I encourage you to incorporate the readings from the week (as applicable) into your responses.

Weekly Participation

Your initial responses to the mandatory DQ do not count toward participation and are graded separately.

In addition to the DQ responses, you must post at least one reply to peers (or me) on three separate days, for a total of three replies.

Participation posts do not require a scholarly source/citation (unless you cite someone else’s work).

Part of your weekly participation includes viewing the weekly announcement and attesting to watching it in the comments. These announcements are made to ensure you understand everything that is due during the week.

APA Format and Writing Quality

Familiarize yourself with APA format and practice using it correctly. It is used for most writing assignments for your degree. Visit the Writing Center in the Student Success Center, under the Resources tab in LoudCloud for APA paper templates, citation examples, tips, etc. Points will be deducted for poor use of APA format or absence of APA format (if required).

Cite all sources of information! When in doubt, cite the source. Paraphrasing also requires a citation.

I highly recommend using the APA Publication Manual, 6th edition.

Use of Direct Quotes

I discourage overutilization of direct quotes in DQs and assignments at the Masters’ level and deduct points accordingly.

As Masters’ level students, it is important that you be able to critically analyze and interpret information from journal articles and other resources. Simply restating someone else’s words does not demonstrate an understanding of the content or critical analysis of the content.

It is best to paraphrase content and cite your source.

LopesWrite Policy

For assignments that need to be submitted to LopesWrite, please be sure you have received your report and Similarity Index (SI) percentage BEFORE you do a “final submit” to me.

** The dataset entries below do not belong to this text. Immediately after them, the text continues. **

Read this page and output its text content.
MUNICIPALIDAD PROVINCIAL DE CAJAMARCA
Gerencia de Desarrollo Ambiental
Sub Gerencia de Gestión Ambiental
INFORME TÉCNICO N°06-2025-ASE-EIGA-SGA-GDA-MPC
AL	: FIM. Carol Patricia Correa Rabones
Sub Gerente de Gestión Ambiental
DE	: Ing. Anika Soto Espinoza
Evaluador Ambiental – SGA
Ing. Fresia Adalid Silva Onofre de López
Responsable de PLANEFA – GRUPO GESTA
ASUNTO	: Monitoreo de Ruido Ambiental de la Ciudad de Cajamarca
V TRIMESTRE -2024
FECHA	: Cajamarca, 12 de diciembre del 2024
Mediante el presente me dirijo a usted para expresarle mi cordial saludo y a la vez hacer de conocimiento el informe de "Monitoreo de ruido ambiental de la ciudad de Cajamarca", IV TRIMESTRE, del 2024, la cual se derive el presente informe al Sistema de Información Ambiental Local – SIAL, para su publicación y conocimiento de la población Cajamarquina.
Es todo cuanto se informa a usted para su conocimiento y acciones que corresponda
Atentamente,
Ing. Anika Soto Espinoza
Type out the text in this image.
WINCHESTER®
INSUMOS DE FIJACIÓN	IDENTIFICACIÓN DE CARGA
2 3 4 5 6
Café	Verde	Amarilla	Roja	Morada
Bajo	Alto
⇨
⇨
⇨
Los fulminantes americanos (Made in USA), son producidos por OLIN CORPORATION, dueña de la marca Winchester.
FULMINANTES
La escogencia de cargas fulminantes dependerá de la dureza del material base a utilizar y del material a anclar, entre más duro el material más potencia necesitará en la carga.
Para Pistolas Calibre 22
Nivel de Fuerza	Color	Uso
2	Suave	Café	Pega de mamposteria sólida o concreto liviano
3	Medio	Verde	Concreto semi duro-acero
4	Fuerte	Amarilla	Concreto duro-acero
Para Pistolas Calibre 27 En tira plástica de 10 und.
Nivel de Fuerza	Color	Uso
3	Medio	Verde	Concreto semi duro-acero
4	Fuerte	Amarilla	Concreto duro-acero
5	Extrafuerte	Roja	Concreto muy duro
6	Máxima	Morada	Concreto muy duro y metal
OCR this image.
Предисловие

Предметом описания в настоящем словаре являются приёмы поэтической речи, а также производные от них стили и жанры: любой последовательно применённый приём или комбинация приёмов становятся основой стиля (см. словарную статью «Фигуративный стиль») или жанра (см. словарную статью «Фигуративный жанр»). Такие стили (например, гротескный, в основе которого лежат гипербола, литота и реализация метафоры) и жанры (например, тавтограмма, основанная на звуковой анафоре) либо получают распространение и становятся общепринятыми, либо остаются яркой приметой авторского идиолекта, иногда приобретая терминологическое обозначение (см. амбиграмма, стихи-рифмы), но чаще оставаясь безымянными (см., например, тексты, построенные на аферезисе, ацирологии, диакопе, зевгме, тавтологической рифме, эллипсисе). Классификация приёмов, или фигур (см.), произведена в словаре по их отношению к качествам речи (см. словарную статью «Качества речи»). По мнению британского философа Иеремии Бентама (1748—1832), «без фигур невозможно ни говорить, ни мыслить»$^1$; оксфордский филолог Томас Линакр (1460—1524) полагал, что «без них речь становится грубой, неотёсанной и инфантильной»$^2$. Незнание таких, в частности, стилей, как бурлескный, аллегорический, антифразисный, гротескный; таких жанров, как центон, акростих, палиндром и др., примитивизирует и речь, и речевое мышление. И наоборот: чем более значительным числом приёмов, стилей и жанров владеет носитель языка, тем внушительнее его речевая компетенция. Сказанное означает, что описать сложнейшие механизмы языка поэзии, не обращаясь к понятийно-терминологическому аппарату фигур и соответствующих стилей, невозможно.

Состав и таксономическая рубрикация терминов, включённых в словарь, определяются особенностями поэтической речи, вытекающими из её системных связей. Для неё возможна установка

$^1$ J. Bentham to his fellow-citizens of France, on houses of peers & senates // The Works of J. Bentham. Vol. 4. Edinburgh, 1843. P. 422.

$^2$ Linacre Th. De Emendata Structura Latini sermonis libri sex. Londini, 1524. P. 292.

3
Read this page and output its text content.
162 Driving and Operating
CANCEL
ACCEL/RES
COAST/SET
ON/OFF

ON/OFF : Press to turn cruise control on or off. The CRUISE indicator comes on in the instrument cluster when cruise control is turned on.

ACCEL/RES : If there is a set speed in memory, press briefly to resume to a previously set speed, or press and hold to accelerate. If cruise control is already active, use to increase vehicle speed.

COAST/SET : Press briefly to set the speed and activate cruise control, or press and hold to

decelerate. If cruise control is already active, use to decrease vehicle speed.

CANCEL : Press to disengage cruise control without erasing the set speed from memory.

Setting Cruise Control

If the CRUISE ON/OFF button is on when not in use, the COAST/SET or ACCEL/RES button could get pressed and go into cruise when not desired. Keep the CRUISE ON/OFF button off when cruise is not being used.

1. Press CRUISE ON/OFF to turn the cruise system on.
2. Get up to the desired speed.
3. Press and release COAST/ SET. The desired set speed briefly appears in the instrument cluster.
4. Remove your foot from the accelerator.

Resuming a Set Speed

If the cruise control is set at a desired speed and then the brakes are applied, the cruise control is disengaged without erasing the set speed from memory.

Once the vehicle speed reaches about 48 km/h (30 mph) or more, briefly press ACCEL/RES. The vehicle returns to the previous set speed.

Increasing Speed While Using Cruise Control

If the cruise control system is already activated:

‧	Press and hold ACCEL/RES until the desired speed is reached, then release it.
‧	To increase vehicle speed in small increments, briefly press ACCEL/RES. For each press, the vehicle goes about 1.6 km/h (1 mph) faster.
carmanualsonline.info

Once you have received your report, please review it. This report will show you grammatical, punctuation, and spelling errors that can easily be fixed. Take the extra few minutes to review instead of getting counted off for these mistakes.

Review your similarities. Did you forget to cite something? Did you not paraphrase well enough? Is your paper made up of someone else’s thoughts more than your own?

Visit the Writing Center in the Student Success Center, under the Resources tab in LoudCloud for tips on improving your paper and SI score.

Late Policy

The university’s policy on late assignments is 10% penalty PER DAY LATE. This also applies to late DQ replies.

Please communicate with me if you anticipate having to submit an assignment late. I am happy to be flexible, with advance notice. We may be able to work out an extension based on extenuating circumstances.

If you do not communicate with me before submitting an assignment late, the GCU late policy will be in effect.

I do not accept assignments that are two or more weeks late unless we have worked out an extension.

As per policy, no assignments are accepted after the last day of class. Any assignment submitted after midnight on the last day of class will not be accepted for grading.


Communication is so very important. There are multiple ways to communicate with me:

Questions to Instructor Forum: This is a great place to ask course content or assignment questions. If you have a question, there is a good chance one of your peers does as well. This is a public forum for the class.

Individual Forum: This is a private forum to ask me questions or send me messages. This will be checked at least once every 24 hours.